Part 3 of 3: So, How Did The Transition Feel?

(This is the fourth and last in a series. If you want to go to the third, go here, or to start at the beginning, go here)

The prayer

The Jewish High Holidays took place during the transition period between when I was leaving Global Kids and starting my new position at the AMNH. While in temple, I read the prayer on the left and thought, “Hey, are they talking about me?”

It goes like this:

Once or twice in a lifetime
A man or woman may choose
A radical leaving, having heard
Lech lecha — Go forth.

God disturbs us toward our destiny
By hard events
And by freedom’s now urgent voice
Which explode and confirm who we are.

We don’t like leaving,
But God loves becoming.

It turns out this is a poem, called “Becoming,” by Rabbi Norman Hirsh and was recently added to the prayer book. This spoke to me for so many reasons.

“A radical leaving” – Many people were shocked when I told them I was leaving Global Kids. When I first began at GK, Bill Clinton was president. Since then, three presidential elections had come and gone, a fourth was nearly complete, and I, to paraphrase Sondheim, was still there. I loved my job at GK, I adored and admired people I worked with, and for, I took inspiration from the projects I participated in developing, and it was all just SO comfortable. Before exploring the position at AMNH, I had not gone on one job interview in all my time there. I could hardly imagine anything competing. So when I did leave, it felt like what the poem said: a radical leaving.

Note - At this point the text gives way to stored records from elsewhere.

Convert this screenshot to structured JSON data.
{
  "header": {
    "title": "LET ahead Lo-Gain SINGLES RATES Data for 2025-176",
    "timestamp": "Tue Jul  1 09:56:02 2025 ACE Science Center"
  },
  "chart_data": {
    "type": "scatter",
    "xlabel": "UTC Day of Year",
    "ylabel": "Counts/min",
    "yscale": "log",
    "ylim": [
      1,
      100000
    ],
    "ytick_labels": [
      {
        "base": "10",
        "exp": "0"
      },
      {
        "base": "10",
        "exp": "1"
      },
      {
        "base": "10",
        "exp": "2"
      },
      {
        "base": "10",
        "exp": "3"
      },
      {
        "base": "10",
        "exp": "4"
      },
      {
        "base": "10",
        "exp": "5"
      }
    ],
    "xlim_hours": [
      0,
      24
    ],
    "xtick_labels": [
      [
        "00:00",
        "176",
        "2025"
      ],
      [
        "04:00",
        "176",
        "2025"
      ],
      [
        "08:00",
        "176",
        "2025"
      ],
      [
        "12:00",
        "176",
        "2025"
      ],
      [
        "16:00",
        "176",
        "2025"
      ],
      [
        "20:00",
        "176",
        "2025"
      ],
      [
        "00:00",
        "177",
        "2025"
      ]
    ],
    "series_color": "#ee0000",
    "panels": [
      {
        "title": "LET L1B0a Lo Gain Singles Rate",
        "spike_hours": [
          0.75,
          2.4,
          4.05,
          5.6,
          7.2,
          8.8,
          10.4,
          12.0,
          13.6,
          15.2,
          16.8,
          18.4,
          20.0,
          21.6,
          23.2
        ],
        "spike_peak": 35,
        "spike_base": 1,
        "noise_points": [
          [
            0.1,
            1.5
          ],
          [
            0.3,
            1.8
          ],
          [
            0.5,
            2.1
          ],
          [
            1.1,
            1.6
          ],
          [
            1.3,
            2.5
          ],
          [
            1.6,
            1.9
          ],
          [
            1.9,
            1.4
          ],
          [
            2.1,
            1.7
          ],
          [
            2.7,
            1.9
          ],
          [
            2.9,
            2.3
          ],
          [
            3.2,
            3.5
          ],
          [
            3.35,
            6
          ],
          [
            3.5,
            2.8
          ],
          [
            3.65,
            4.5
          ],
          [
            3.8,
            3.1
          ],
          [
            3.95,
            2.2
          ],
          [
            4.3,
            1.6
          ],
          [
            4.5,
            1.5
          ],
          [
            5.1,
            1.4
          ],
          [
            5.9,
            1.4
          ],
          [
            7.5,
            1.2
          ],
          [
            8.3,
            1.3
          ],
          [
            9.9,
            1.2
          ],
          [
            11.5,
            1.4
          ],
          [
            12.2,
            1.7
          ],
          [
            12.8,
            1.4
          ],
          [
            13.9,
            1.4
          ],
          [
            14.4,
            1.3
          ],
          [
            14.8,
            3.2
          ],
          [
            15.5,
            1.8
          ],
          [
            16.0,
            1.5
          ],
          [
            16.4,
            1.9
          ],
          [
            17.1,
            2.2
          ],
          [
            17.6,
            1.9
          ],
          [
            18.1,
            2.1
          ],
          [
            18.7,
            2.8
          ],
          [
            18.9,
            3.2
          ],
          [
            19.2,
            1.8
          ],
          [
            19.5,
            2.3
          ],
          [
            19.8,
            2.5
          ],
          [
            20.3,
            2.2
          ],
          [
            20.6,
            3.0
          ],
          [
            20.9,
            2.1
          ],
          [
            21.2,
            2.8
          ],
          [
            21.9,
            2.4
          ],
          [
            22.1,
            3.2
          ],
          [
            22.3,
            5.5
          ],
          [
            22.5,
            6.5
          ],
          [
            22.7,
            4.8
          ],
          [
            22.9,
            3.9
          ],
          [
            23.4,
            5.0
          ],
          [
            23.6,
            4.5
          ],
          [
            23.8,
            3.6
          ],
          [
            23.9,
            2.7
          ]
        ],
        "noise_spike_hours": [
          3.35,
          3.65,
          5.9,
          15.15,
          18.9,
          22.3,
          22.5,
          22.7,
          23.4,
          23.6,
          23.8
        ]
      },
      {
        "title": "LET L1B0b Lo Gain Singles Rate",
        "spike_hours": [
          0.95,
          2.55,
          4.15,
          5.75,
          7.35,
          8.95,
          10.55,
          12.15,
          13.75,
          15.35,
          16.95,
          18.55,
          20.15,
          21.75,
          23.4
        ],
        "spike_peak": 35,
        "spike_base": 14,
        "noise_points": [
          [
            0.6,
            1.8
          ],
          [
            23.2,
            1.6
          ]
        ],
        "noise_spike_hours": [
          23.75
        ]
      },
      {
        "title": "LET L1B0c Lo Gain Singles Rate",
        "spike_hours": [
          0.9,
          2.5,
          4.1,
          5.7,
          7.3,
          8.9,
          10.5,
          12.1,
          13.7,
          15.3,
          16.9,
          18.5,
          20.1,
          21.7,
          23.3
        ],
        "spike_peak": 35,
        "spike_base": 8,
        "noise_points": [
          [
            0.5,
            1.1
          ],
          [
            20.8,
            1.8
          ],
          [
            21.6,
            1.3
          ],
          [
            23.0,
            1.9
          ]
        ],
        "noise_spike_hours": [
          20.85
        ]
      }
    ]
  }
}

“God disturbs us toward our destiny” – I’m not a strong proponent of celestial hands nor fate, but I’m all for being disturbed, and that’s what certainly happened when I first learned of this new position. Just as when I first heard about the opening at Global Kids a dozen years earlier, I was not looking for anything new. But once I heard about it, it got under my skin and wouldn’t go away. It disturbed my equilibrium, forced me to re-evaluate everything about my professional life, and was an itch that wouldn’t leave until I scratched. It ultimately turned my life upside down (for the better).

“Which explode and confirm who we are” – I consider myself to be a very lucky person. I have had a blessed professional career, jumping from one crazy position to another, making an impact, and having a blast along the way. And I knew a lot of what made me effective in my job, or at least I thought I did, but until coming to the AMNH I didn’t realize how much I took for granted, how much things that were par for the course at GK are part of what made it so exceptional and, now, what makes me much more than I had previously imagined. It is still shocking to me but in my new position I am forced to face that ever day. And to be fully effective I will need to recognize and claim all of what I bring to the table, not just my strengths but my profound ignorance as well (even though I’ve now learned to weave “morphology” and “microscopy” into everyday sentences).

We don’t like leaving, But God loves becoming” – That’s my favorite part. I hate change, odd as it might sound to those who know me. I thrive on innovation, but I also tend to be rather conservative – I tend to take calculated risks. So no, the idea of leaving a known job to work in a new place, with new people, in a new position still to be fully defined – well, that was exciting, yes, but far from, shall we say, comfortable. But God loves becoming. Leaving might not be pleasant but arriving, and being transformed in the process, that is something else. That is wondrous. And in the phrasing of the poem, becoming is not an end-state. It is an on-going process. As long as I can keep “disturbing” myself, working on my edge points, trying new things, working outside my comfort zone, maintaining a critical self-reflection, then my process of “becoming” an employee of the AMNH, and of defining and embodying my position, need never end.